Scale-Gest cuts gesture detection energy 4x with runtime-adaptive AI
New framework slashes per-frame energy from 6.9 mJ to 1.6 mJ
Scale-Gest is a novel runtime-adaptive framework for on-device gesture detection built by researchers Abdul Basit, Saim Rehman, and Muhammad Shafique. Instead of using a single fixed detector like typical EdgeAI deployments, Scale-Gest expands the model space into a dense family of tiny-YOLO architectures. It introduces device-calibrated ACE (Accuracy-Complexity-Energy) profiles by analyzing different model-resolution-stride operating points. A lightweight runtime controller selects the appropriate ACE mode based on user-defined constraints and battery levels, while a motion-aware hand-gesture-tracking ROI gate crops the input to reduce complexity.
On a battery-powered laptop processing gesture streams, the ACE controller reduces per-frame energy by 4× (from 6.9 to 1.6 mJ) while maintaining high gesture-detection performance with event-level F1 scores of 0.8–0.9 and low mean latency of 6 ms. The team also introduces a temporally-annotated Driver Simulated Gesture (DSG-18) dataset for evaluation in real-world car driving scenarios. Accepted at DAC 2026, Scale-Gest demonstrates that runtime model selection can significantly improve energy efficiency without sacrificing accuracy—critical for mobile and embedded devices where battery life is a primary constraint.
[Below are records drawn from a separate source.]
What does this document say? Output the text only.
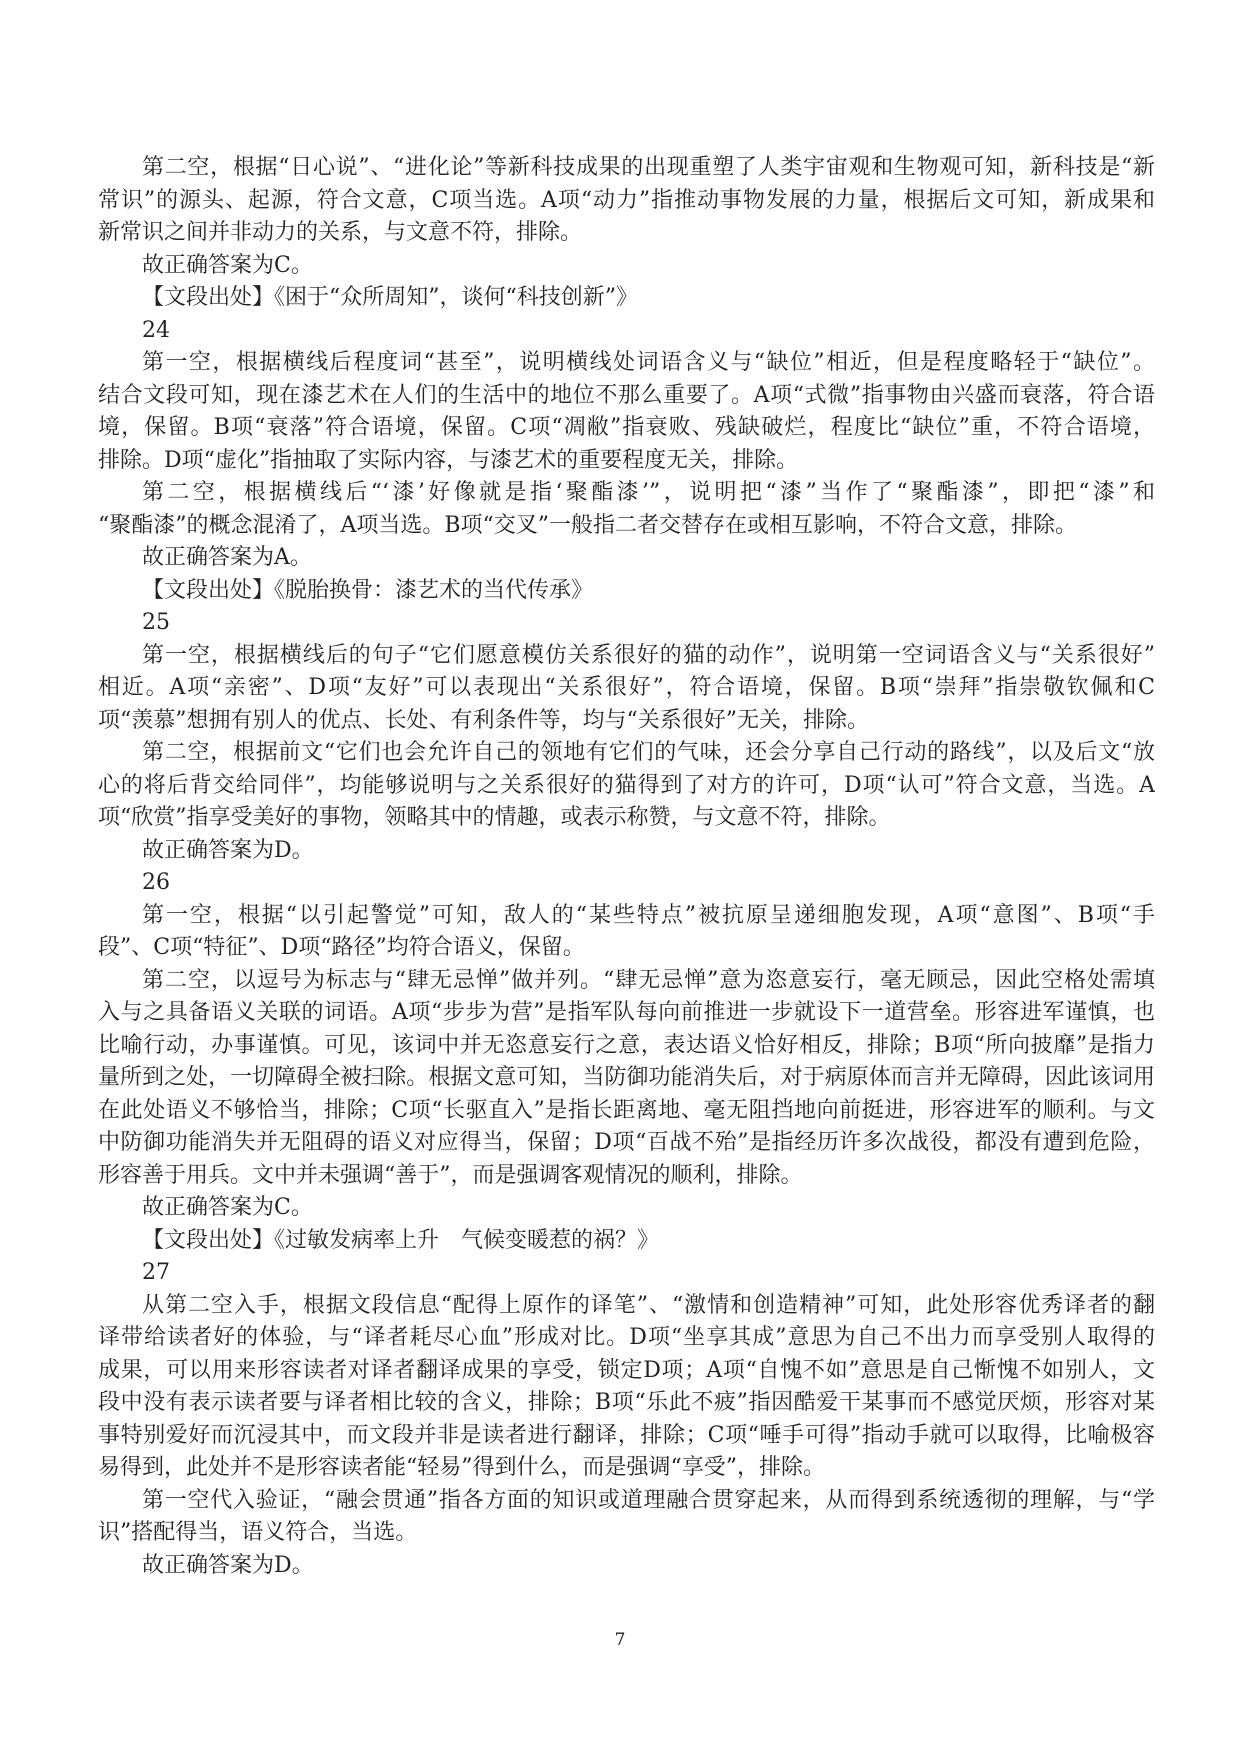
第二空，根据“日心说”、“进化论”等新科技成果的出现重塑了人类宇宙观和生物观可知，新科技是“新
常识”的源头、起源，符合文意，C项当选。A项“动力”指推动事物发展的力量，根据后文可知，新成果和
新常识之间并非动力的关系，与文意不符，排除。
故正确答案为C。
【文段出处】《困于“众所周知”，谈何“科技创新”》
24
第一空，根据横线后程度词“甚至”，说明横线处词语含义与“缺位”相近，但是程度略轻于“缺位”。
结合文段可知，现在漆艺术在人们的生活中的地位不那么重要了。A项“式微”指事物由兴盛而衰落，符合语
境，保留。B项“衰落”符合语境，保留。C项“凋敝”指衰败、残缺破烂，程度比“缺位”重，不符合语境，
排除。D项“虚化”指抽取了实际内容，与漆艺术的重要程度无关，排除。
第二空，根据横线后“‘漆’好像就是指‘聚酯漆’”，说明把“漆”当作了“聚酯漆”，即把“漆”和
“聚酯漆”的概念混淆了，A项当选。B项“交叉”一般指二者交替存在或相互影响，不符合文意，排除。
故正确答案为A。
【文段出处】《脱胎换骨：漆艺术的当代传承》
25
第一空，根据横线后的句子“它们愿意模仿关系很好的猫的动作”，说明第一空词语含义与“关系很好”
相近。A项“亲密”、D项“友好”可以表现出“关系很好”，符合语境，保留。B项“崇拜”指崇敬钦佩和C
项“羡慕”想拥有别人的优点、长处、有利条件等，均与“关系很好”无关，排除。
第二空，根据前文“它们也会允许自己的领地有它们的气味，还会分享自己行动的路线”，以及后文“放
心的将后背交给同伴”，均能够说明与之关系很好的猫得到了对方的许可，D项“认可”符合文意，当选。A
项“欣赏”指享受美好的事物，领略其中的情趣，或表示称赞，与文意不符，排除。
故正确答案为D。
26
第一空，根据“以引起警觉”可知，敌人的“某些特点”被抗原呈递细胞发现，A项“意图”、B项“手
段”、C项“特征”、D项“路径”均符合语义，保留。
第二空，以逗号为标志与“肆无忌惮”做并列。“肆无忌惮”意为恣意妄行，毫无顾忌，因此空格处需填
入与之具备语义关联的词语。A项“步步为营”是指军队每向前推进一步就设下一道营垒。形容进军谨慎，也
比喻行动，办事谨慎。可见，该词中并无恣意妄行之意，表达语义恰好相反，排除；B项“所向披靡”是指力
量所到之处，一切障碍全被扫除。根据文意可知，当防御功能消失后，对于病原体而言并无障碍，因此该词用
在此处语义不够恰当，排除；C项“长驱直入”是指长距离地、毫无阻挡地向前挺进，形容进军的顺利。与文
中防御功能消失并无阻碍的语义对应得当，保留；D项“百战不殆”是指经历许多次战役，都没有遭到危险，
形容善于用兵。文中并未强调“善于”，而是强调客观情况的顺利，排除。
故正确答案为C。
【文段出处】《过敏发病率上升　气候变暖惹的祸？》
27
从第二空入手，根据文段信息“配得上原作的译笔”、“激情和创造精神”可知，此处形容优秀译者的翻
译带给读者好的体验，与“译者耗尽心血”形成对比。D项“坐享其成”意思为自己不出力而享受别人取得的
成果，可以用来形容读者对译者翻译成果的享受，锁定D项；A项“自愧不如”意思是自己惭愧不如别人，文
段中没有表示读者要与译者相比较的含义，排除；B项“乐此不疲”指因酷爱干某事而不感觉厌烦，形容对某
事特别爱好而沉浸其中，而文段并非是读者进行翻译，排除；C项“唾手可得”指动手就可以取得，比喻极容
易得到，此处并不是形容读者能“轻易”得到什么，而是强调“享受”，排除。
第一空代入验证，“融会贯通”指各方面的知识或道理融合贯穿起来，从而得到系统透彻的理解，与“学
识”搭配得当，语义符合，当选。
故正确答案为D。
7
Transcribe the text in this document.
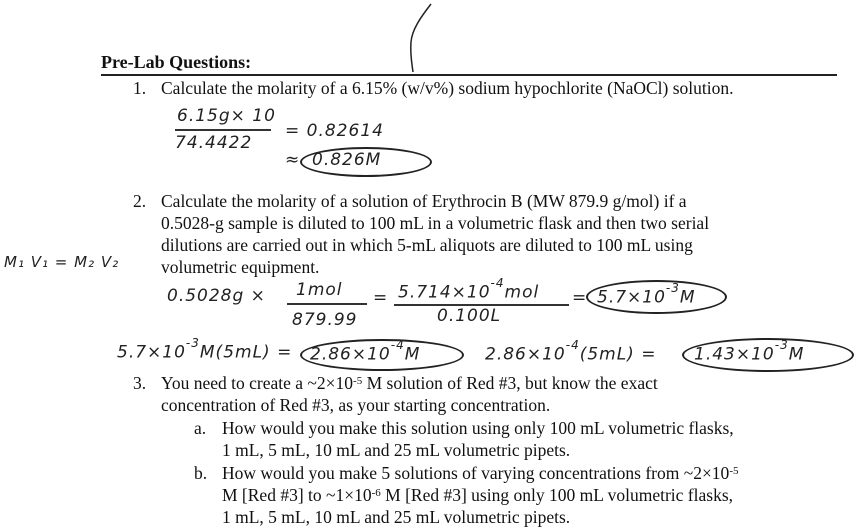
Pre-Lab Questions:
1. Calculate the molarity of a 6.15% (w/v%) sodium hypochlorite (NaOCl) solution.
6.15g× 10
74.4422
= 0.82614
≈ 0.826M
2. Calculate the molarity of a solution of Erythrocin B (MW 879.9 g/mol) if a
0.5028-g sample is diluted to 100 mL in a volumetric flask and then two serial
dilutions are carried out in which 5-mL aliquots are diluted to 100 mL using
volumetric equipment.
M₁ V₁ = M₂ V₂
0.5028g × 1mol
879.99
= $5.714\times 10^{-4}mol$
0.100L
= $5.7\times 10^{-3}M$
$5.7\times 10^{-3}M(5mL) = 2.86\times 10^{-4}M$	$2.86\times 10^{-4}(5mL) = 1.43\times 10^{-3}M$
3. You need to create a $\sim 2\times 10^{-5}$ M solution of Red #3, but know the exact
concentration of Red #3, as your starting concentration.
a. How would you make this solution using only 100 mL volumetric flasks,
1 mL, 5 mL, 10 mL and 25 mL volumetric pipets.
b. How would you make 5 solutions of varying concentrations from $\sim 2\times 10^{-5}$
M [Red #3] to $\sim 1\times 10^{-6}$ M [Red #3] using only 100 mL volumetric flasks,
1 mL, 5 mL, 10 mL and 25 mL volumetric pipets.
- Per-frame energy reduced 4x from 6.9 mJ to 1.6 mJ on a battery-powered laptop
- Maintains event-level F1 scores of 0.8–0.9 with average latency of 6 ms
- New DSG-18 dataset for driver gesture detection and ACE controller for runtime model selection
Why It Matters
Enables battery-efficient, real-time gesture control on mobile devices—key for AR/VR, automotive HMI, and wearables.